The UK government is set to implement expanded crypto reporting requirements starting January 1, 2026, mandating that all domestic crypto platforms—including exchanges and custodians—collect and report detailed transaction and user data for UK residents. This move aligns with the OECD's Crypto-Asset Reporting Framework (CARF) and aims to close reporting gaps for tax compliance and anti-money laundering efforts.
Under the new rules, reporting cryptoasset service providers must gather identifying information such as name, date of birth, address, and tax identifiers, along with full transaction records covering amounts, asset types, counterparties, and dates. Data collection begins in 2026, with the first reports due to HM Revenue & Customs (HMRC) in 2027, enabling cross-checking against tax returns to detect discrepancies and enforce penalties.

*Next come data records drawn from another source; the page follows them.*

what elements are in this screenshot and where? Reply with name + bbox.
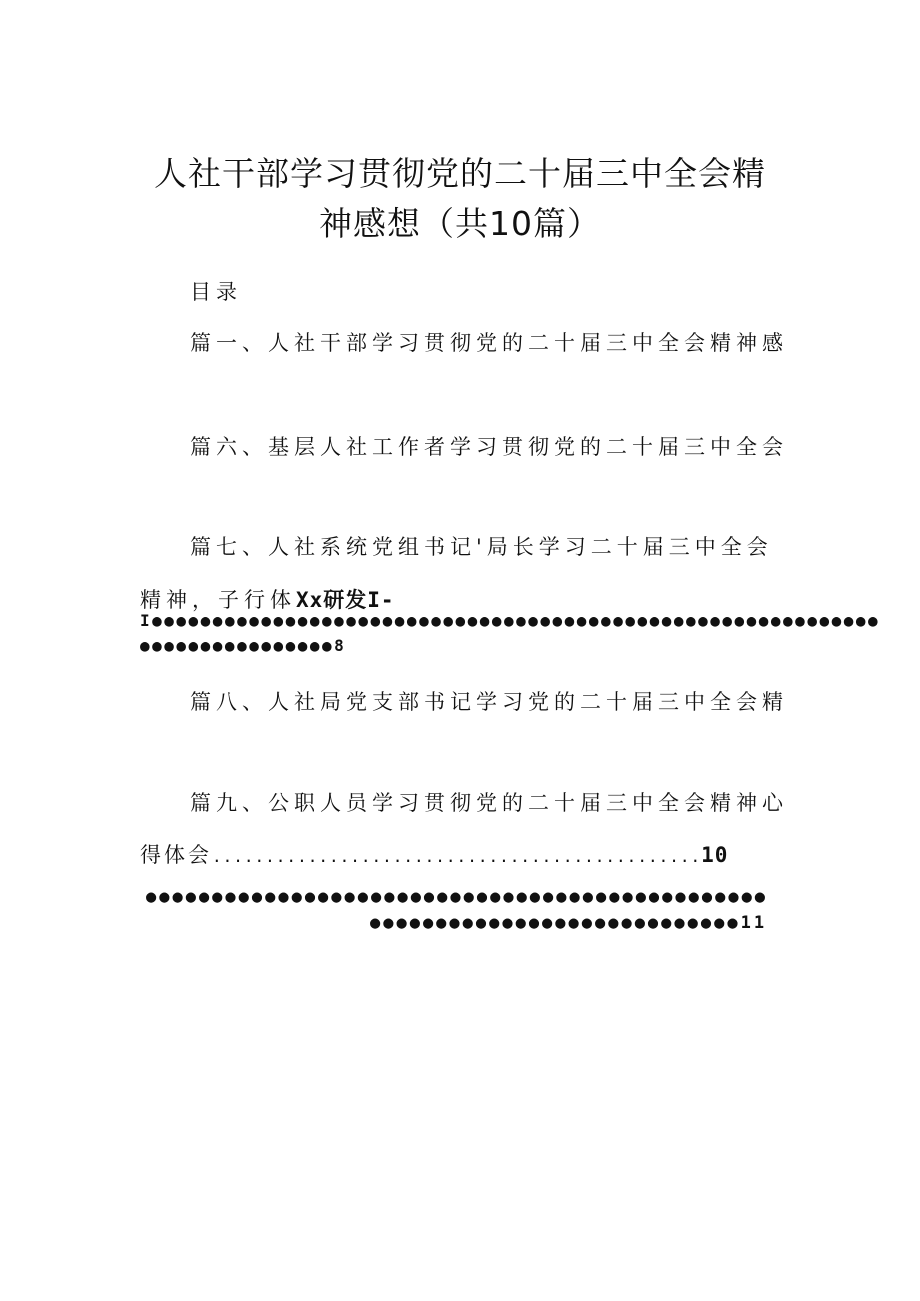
toc-entry-8[interactable]: 篇八、人社局党支部书记学习党的二十届三中全会精	[190, 690, 788, 714]
toc-heading: 目录	[190, 280, 242, 304]
toc-entry-9-continuation-text: 得体会	[140, 843, 212, 867]
dot-leader: ●●●●●●●●●●●●●●●●●●●●●●●●●●●●●●●●●●●●●●●●●●●●●●●	[146, 887, 769, 907]
toc-entry-7[interactable]: 篇七、人社系统党组书记'局长学习二十届三中全会	[190, 535, 773, 559]
trailing-leader-line-1	[146, 887, 786, 907]
dot-leader: ●●●●●●●●●●●●●●●●●●●●●●●●●●●●	[370, 913, 741, 933]
toc-entry-9[interactable]: 篇九、公职人员学习贯彻党的二十届三中全会精神心	[190, 791, 788, 815]
toc-entry-9-page-number: 10	[701, 843, 729, 867]
trailing-leader-line-2	[370, 913, 790, 933]
document-title-line-2: 神感想（共10篇）	[319, 204, 601, 243]
toc-entry-7-page-number: 8	[334, 636, 347, 655]
dot-leader: ●●●●●●●●●●●●●●●●●●●●●●●●●●●●●●●●●●●●●●●●●●●●●●●●●●●●●●●●●●●●	[152, 611, 881, 630]
trailing-page-number: 11	[740, 913, 768, 933]
toc-entry-6[interactable]: 篇六、基层人社工作者学习贯彻党的二十届三中全会	[190, 435, 788, 459]
toc-entry-9-continuation	[140, 839, 728, 869]
toc-entry-7-leader-prefix: I	[140, 611, 153, 630]
dot-leader: ●●●●●●●●●●●●●●●●	[140, 636, 335, 655]
toc-entry-9-dot-leader: ..............................................	[212, 847, 702, 866]
toc-entry-7-continuation-text: 精神，子行体	[140, 588, 296, 612]
toc-entry-7-continuation	[140, 584, 395, 614]
document-title-line-1: 人社干部学习贯彻党的二十届三中全会精	[154, 154, 766, 193]
toc-entry-1[interactable]: 篇一、人社干部学习贯彻党的二十届三中全会精神感	[190, 331, 788, 355]
toc-entry-7-continuation-tail: Xx研发I-	[296, 588, 395, 612]
toc-entry-7-leader-line-1	[140, 611, 881, 630]
toc-entry-7-leader-line-2	[140, 636, 370, 655]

The change is introduced via secondary legislation and HMRC guidance issued in 2025, strengthening the UK's ability to detect undeclared crypto income and capital gains. Additionally, HMRC plans to update DeFi taxation rules, so that activities like lending and liquidity-pool participation do not count as taxable events, better reflecting their economic effect.
This regulatory shift is part of a broader international push for crypto transparency, with countries like South Korea and Spain also tightening tax rules. For instance, South Korea now targets offline crypto storage devices, while Spain proposes taxing crypto profits as regular income at rates up to 47%.